Nikita wants to say that a, b, and c are true friends, wants to use one role type that three people are friends. wants to say this with one role type, three different roles of the same type, could add a set assertion type in SAM to confer membership property which is also SDIP.
Example from Martin Bryan on the SC34 list, brother Martin and his brother Ian, two roles and one role type. this is in association land. Let's say brothers are always binary. this association type gets turned into an assertion.
Ian-left-brother-----AssertionType-----right-brother-Martin Martin-left-brother-----AssertionType-----right-brother-Ian Impact of existence is exactly the same. situation of the two nodes are symetical.

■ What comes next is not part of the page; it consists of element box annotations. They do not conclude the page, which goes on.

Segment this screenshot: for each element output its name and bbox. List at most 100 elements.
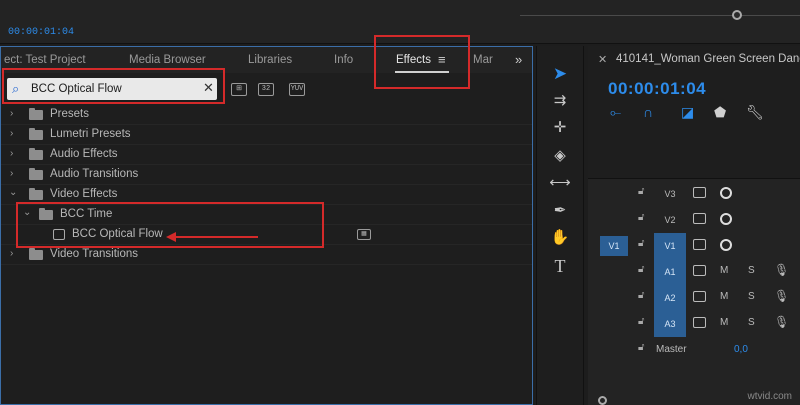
track-target-v1[interactable]: V1 [654, 233, 686, 259]
track-row-v3: 🔓︎ V3 [588, 181, 800, 207]
zoom-scroll-handle[interactable] [598, 396, 607, 405]
track-select-tool-icon[interactable]: ⇉ [549, 90, 571, 112]
tree-item-label: Presets [50, 108, 89, 120]
microphone-icon[interactable]: 🎙︎ [774, 315, 789, 329]
tools-panel: ➤ ⇉ ✛ ◈ ⟷ ✒ ✋ T [536, 46, 584, 405]
eye-icon[interactable] [720, 187, 732, 199]
master-volume-value[interactable]: 0,0 [734, 344, 748, 355]
track-row-a1: 🔓︎ A1 M S 🎙︎ [588, 259, 800, 285]
sync-lock-icon[interactable] [693, 265, 706, 276]
accelerated-badge-icon: ▦ [357, 229, 371, 240]
sequence-tab-title[interactable]: 410141_Woman Green Screen Dancing [616, 53, 800, 65]
32-bit-filter-icon[interactable]: 32 [258, 83, 274, 96]
lock-icon[interactable]: 🔓︎ [638, 186, 644, 197]
tab-markers[interactable]: Mar [473, 54, 493, 66]
track-target-a3[interactable]: A3 [654, 311, 686, 337]
tree-item-audio-transitions[interactable]: › Audio Transitions [1, 165, 532, 185]
marker-icon[interactable]: ⬟ [714, 104, 726, 121]
scrub-handle[interactable] [732, 10, 742, 20]
solo-button[interactable]: S [748, 291, 755, 302]
chevron-right-icon[interactable]: › [10, 108, 13, 119]
tree-item-label: Audio Effects [50, 148, 118, 160]
master-label: Master [656, 344, 687, 355]
lock-icon[interactable]: 🔓︎ [638, 316, 644, 327]
ripple-edit-tool-icon[interactable]: ✛ [549, 117, 571, 139]
insert-nest-icon[interactable]: ⟜ [610, 104, 621, 121]
tab-project[interactable]: ect: Test Project [4, 54, 86, 66]
pen-tool-icon[interactable]: ✒ [549, 200, 571, 222]
solo-button[interactable]: S [748, 317, 755, 328]
sync-lock-icon[interactable] [693, 291, 706, 302]
microphone-icon[interactable]: 🎙︎ [774, 289, 789, 303]
linked-selection-icon[interactable]: ◪ [681, 104, 694, 121]
annotation-arrow-head [166, 232, 176, 242]
lock-icon[interactable]: 🔓︎ [638, 342, 644, 353]
track-target-a2[interactable]: A2 [654, 285, 686, 311]
snap-magnet-icon[interactable]: ∩ [643, 104, 653, 120]
track-target-a1[interactable]: A1 [654, 259, 686, 285]
tab-info[interactable]: Info [334, 54, 353, 66]
annotation-search-highlight [2, 68, 225, 104]
eye-icon[interactable] [720, 239, 732, 251]
yuv-filter-icon[interactable]: YUV [289, 83, 305, 96]
tab-media-browser[interactable]: Media Browser [129, 54, 206, 66]
lock-icon[interactable]: 🔓︎ [638, 290, 644, 301]
tree-item-label: Lumetri Presets [50, 128, 131, 140]
tab-overflow-icon[interactable]: » [515, 52, 522, 67]
scrub-track[interactable] [520, 15, 800, 16]
track-row-a3: 🔓︎ A3 M S 🎙︎ [588, 311, 800, 337]
mute-button[interactable]: M [720, 291, 728, 302]
tree-item-label: Video Transitions [50, 248, 139, 260]
preset-folder-icon [29, 128, 43, 140]
track-target-v3[interactable]: V3 [654, 181, 686, 207]
microphone-icon[interactable]: 🎙︎ [774, 263, 789, 277]
chevron-right-icon[interactable]: › [10, 128, 13, 139]
preset-folder-icon [29, 108, 43, 120]
track-row-v2: 🔓︎ V2 [588, 207, 800, 233]
close-icon[interactable]: ✕ [598, 53, 607, 66]
folder-icon [29, 168, 43, 180]
lock-icon[interactable]: 🔓︎ [638, 264, 644, 275]
mute-button[interactable]: M [720, 265, 728, 276]
razor-tool-icon[interactable]: ◈ [549, 145, 571, 167]
sync-lock-icon[interactable] [693, 187, 706, 198]
hand-tool-icon[interactable]: ✋ [549, 227, 571, 249]
track-target-v2[interactable]: V2 [654, 207, 686, 233]
folder-icon [29, 188, 43, 200]
folder-icon [29, 248, 43, 260]
tree-item-label: Video Effects [50, 188, 118, 200]
sync-lock-icon[interactable] [693, 239, 706, 250]
eye-icon[interactable] [720, 213, 732, 225]
type-tool-icon[interactable]: T [549, 255, 571, 277]
solo-button[interactable]: S [748, 265, 755, 276]
tree-item-audio-effects[interactable]: › Audio Effects [1, 145, 532, 165]
tree-item-lumetri-presets[interactable]: › Lumetri Presets [1, 125, 532, 145]
track-row-a2: 🔓︎ A2 M S 🎙︎ [588, 285, 800, 311]
chevron-right-icon[interactable]: › [10, 248, 13, 259]
sync-lock-icon[interactable] [693, 213, 706, 224]
selection-tool-icon[interactable]: ➤ [549, 63, 571, 85]
wrench-icon[interactable]: 🔧︎ [746, 104, 764, 121]
tree-item-video-transitions[interactable]: › Video Transitions [1, 245, 532, 265]
watermark: wtvid.com [747, 391, 792, 402]
chevron-right-icon[interactable]: › [10, 168, 13, 179]
annotation-arrow [174, 236, 258, 238]
track-headers: 🔓︎ V3 🔓︎ V2 V1 🔓︎ V1 🔓︎ A1 M S 🎙︎ 🔓︎ A2 … [588, 178, 800, 405]
lock-icon[interactable]: 🔓︎ [638, 238, 644, 249]
mute-button[interactable]: M [720, 317, 728, 328]
tree-item-label: Audio Transitions [50, 168, 139, 180]
track-row-master: 🔓︎ Master 0,0 [588, 337, 800, 363]
timeline-timecode[interactable]: 00:00:01:04 [608, 79, 706, 99]
top-timecode[interactable]: 00:00:01:04 [8, 27, 74, 38]
tab-libraries[interactable]: Libraries [248, 54, 292, 66]
slip-tool-icon[interactable]: ⟷ [549, 172, 571, 194]
annotation-effects-tab-highlight [374, 35, 470, 89]
chevron-down-icon[interactable]: ⌄ [9, 187, 17, 198]
track-row-v1: V1 🔓︎ V1 [588, 233, 800, 259]
chevron-right-icon[interactable]: › [10, 148, 13, 159]
sync-lock-icon[interactable] [693, 317, 706, 328]
lock-icon[interactable]: 🔓︎ [638, 212, 644, 223]
tree-item-presets[interactable]: › Presets [1, 105, 532, 125]
accelerated-effects-filter-icon[interactable]: ⊞ [231, 83, 247, 96]
source-patch-v1[interactable]: V1 [600, 236, 628, 256]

Newcomb: the RM assumes the applications have direct access to the graph, nodes and properties. SAM as written has different view, has a notion of reification, have to reify something in order for it to be an information item. behave as if they did exist, whether created as objects or just pretend they exist. Makes the SAM quite different from the RM. Should RM have an API as an optional feature, can also define optional API characteristics? Pat: can't SAM do less than the RM? Newcomb: yes. RM should say that the SAM can do it.

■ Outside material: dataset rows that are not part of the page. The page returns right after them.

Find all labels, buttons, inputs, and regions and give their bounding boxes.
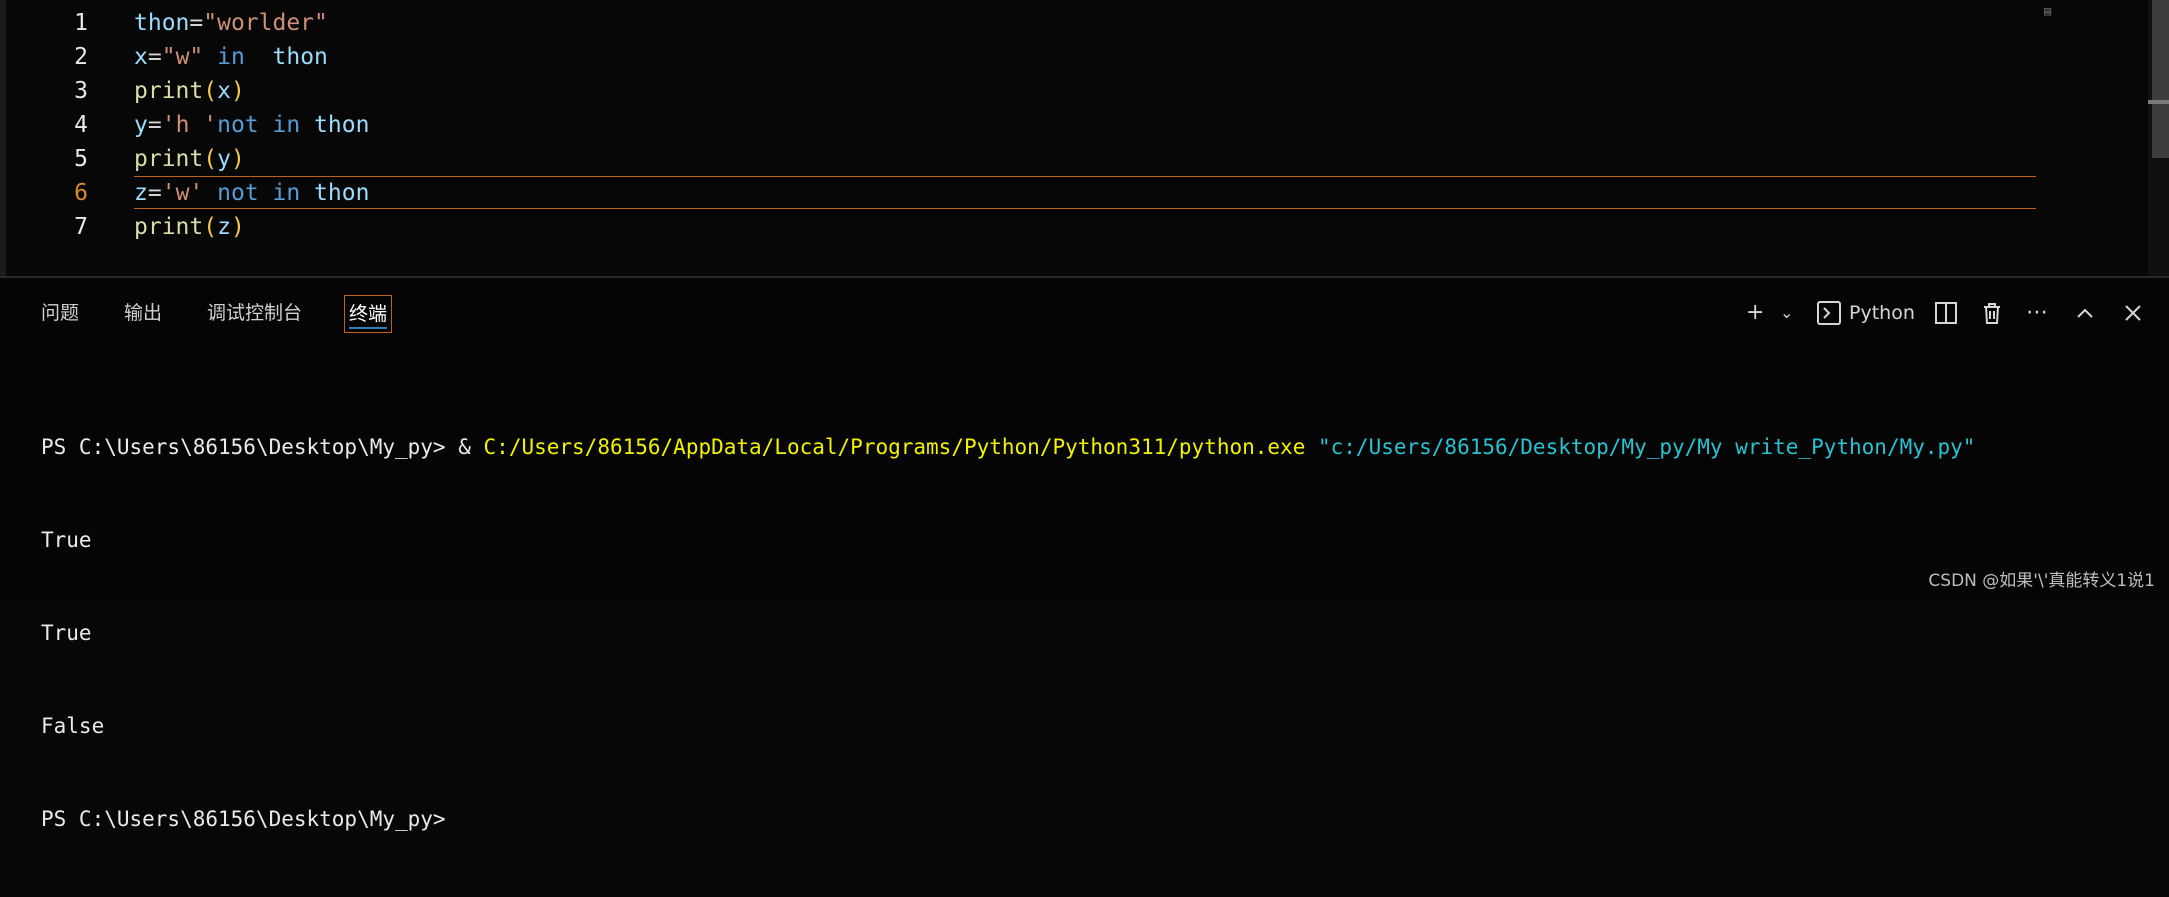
code-token: x (217, 78, 231, 104)
code-line[interactable]: 6 z='w' not in thon (6, 176, 2046, 210)
code-line[interactable]: 5 print(y) (6, 142, 2046, 176)
line-number: 4 (74, 112, 88, 138)
tab-problems[interactable]: 问题 (41, 295, 79, 331)
editor-scrollbar-thumb[interactable] (2152, 0, 2169, 158)
code-token: y (217, 146, 231, 172)
kill-terminal-button[interactable] (1980, 295, 2004, 331)
code-token: thon (314, 112, 370, 138)
close-icon (2125, 305, 2141, 321)
split-terminal-button[interactable] (1934, 295, 1958, 331)
code-line[interactable]: 3 print(x) (6, 74, 2046, 108)
code-token: = (147, 180, 162, 206)
ellipsis-icon: ⋯ (2026, 300, 2048, 325)
code-token: ( (203, 146, 218, 172)
minimap-toggle-icon[interactable]: ▤ (2044, 4, 2062, 18)
maximize-panel-button[interactable] (2074, 295, 2096, 331)
code-token: in (203, 44, 273, 70)
code-token: "worlder" (203, 10, 328, 36)
code-text[interactable]: thon="worlder" (134, 6, 328, 40)
code-token: 'h ' (161, 112, 218, 138)
line-number: 3 (74, 78, 88, 104)
split-icon (1935, 302, 1957, 324)
line-number: 7 (74, 214, 88, 240)
code-line[interactable]: 2 x="w" in thon (6, 40, 2046, 74)
code-line[interactable]: 4 y='h 'not in thon (6, 108, 2046, 142)
code-token: ) (230, 78, 245, 104)
terminal-dropdown-button[interactable]: ⌄ (1780, 295, 1793, 331)
terminal-profile-label: Python (1849, 302, 1915, 324)
code-token: ) (230, 214, 245, 240)
code-token: "w" (161, 44, 204, 70)
terminal-output-line: False (41, 714, 105, 738)
code-token: = (147, 44, 162, 70)
code-text[interactable]: print(x) (134, 74, 245, 108)
terminal-script-path: "c:/Users/86156/Desktop/My_py/My write_P… (1318, 435, 1976, 459)
line-number: 6 (74, 180, 88, 206)
code-token: ) (230, 146, 245, 172)
terminal-command-line: PS C:\Users\86156\Desktop\My_py> & C:/Us… (41, 432, 1975, 463)
code-token: thon (134, 10, 190, 36)
scrollbar-marker (2148, 100, 2169, 104)
code-text[interactable]: x="w" in thon (134, 40, 328, 74)
trash-icon (1984, 303, 2000, 324)
code-line[interactable]: 1 thon="worlder" (6, 6, 2046, 40)
line-number: 2 (74, 44, 88, 70)
close-panel-button[interactable] (2122, 295, 2144, 331)
code-token: y (134, 112, 148, 138)
code-token: not in (203, 180, 315, 206)
tab-terminal[interactable]: 终端 (344, 295, 393, 333)
code-token: z (134, 180, 148, 206)
code-token: print (134, 78, 204, 104)
watermark-text: CSDN @如果'\'真能转义1说1 (1928, 571, 2155, 591)
chevron-up-icon (2077, 308, 2093, 318)
code-editor[interactable]: 1 thon="worlder" 2 x="w" in thon 3 print… (0, 0, 2169, 276)
code-token: ( (203, 78, 218, 104)
code-line[interactable]: 7 print(z) (6, 210, 2046, 244)
line-number: 5 (74, 146, 88, 172)
code-token: ( (203, 214, 218, 240)
tab-debug-console[interactable]: 调试控制台 (207, 295, 302, 331)
code-token: print (134, 214, 204, 240)
code-text[interactable]: y='h 'not in thon (134, 108, 369, 142)
terminal-amp: & (458, 435, 484, 459)
code-token: print (134, 146, 204, 172)
code-text[interactable]: print(y) (134, 142, 245, 176)
terminal-prompt: PS C:\Users\86156\Desktop\My_py> (41, 435, 459, 459)
plus-icon: + (1746, 300, 1765, 325)
code-token: thon (314, 180, 370, 206)
line-number: 1 (74, 10, 88, 36)
terminal-final-prompt: PS C:\Users\86156\Desktop\My_py> (41, 807, 446, 831)
terminal-output-line: True (41, 621, 92, 645)
code-token: = (189, 10, 204, 36)
terminal-icon (1817, 301, 1841, 325)
terminal-output[interactable]: PS C:\Users\86156\Desktop\My_py> & C:/Us… (41, 370, 1975, 897)
code-text[interactable]: print(z) (134, 210, 245, 244)
code-token: thon (272, 44, 328, 70)
chevron-down-icon: ⌄ (1780, 303, 1794, 322)
code-token: not in (217, 112, 315, 138)
code-text[interactable]: z='w' not in thon (134, 176, 369, 210)
more-actions-button[interactable]: ⋯ (2026, 295, 2048, 331)
terminal-profile-button[interactable]: Python (1816, 295, 1915, 331)
code-token: = (147, 112, 162, 138)
code-token: x (134, 44, 148, 70)
code-token: 'w' (161, 180, 204, 206)
terminal-output-line: True (41, 528, 92, 552)
tab-output[interactable]: 输出 (124, 295, 162, 331)
code-token: z (217, 214, 231, 240)
bottom-panel: 问题 输出 调试控制台 终端 + ⌄ Python ⋯ PS C:\Users\… (0, 276, 2169, 831)
new-terminal-button[interactable]: + (1746, 295, 1764, 331)
terminal-exe-path: C:/Users/86156/AppData/Local/Programs/Py… (483, 435, 1306, 459)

Pepper: anything else that affects the SAM? Newcomb: don't think so, #2 in the RM needs to be looked at in the SAM, RM says you must say what are the subjects. Pepper: should map RM to the SAM, agreed in the roadmap, Newcomb: agrees it should be done
Pepper: decisions on RM, Newcomb, probably premature. Newcomb willing to spear head work on mapping RM to the SAM. Should use the brothers example on roles. r-node as an issue, requirement #10, next meeting 7:30 PM Thursday night
This corrected draft prepared 12 January 2003.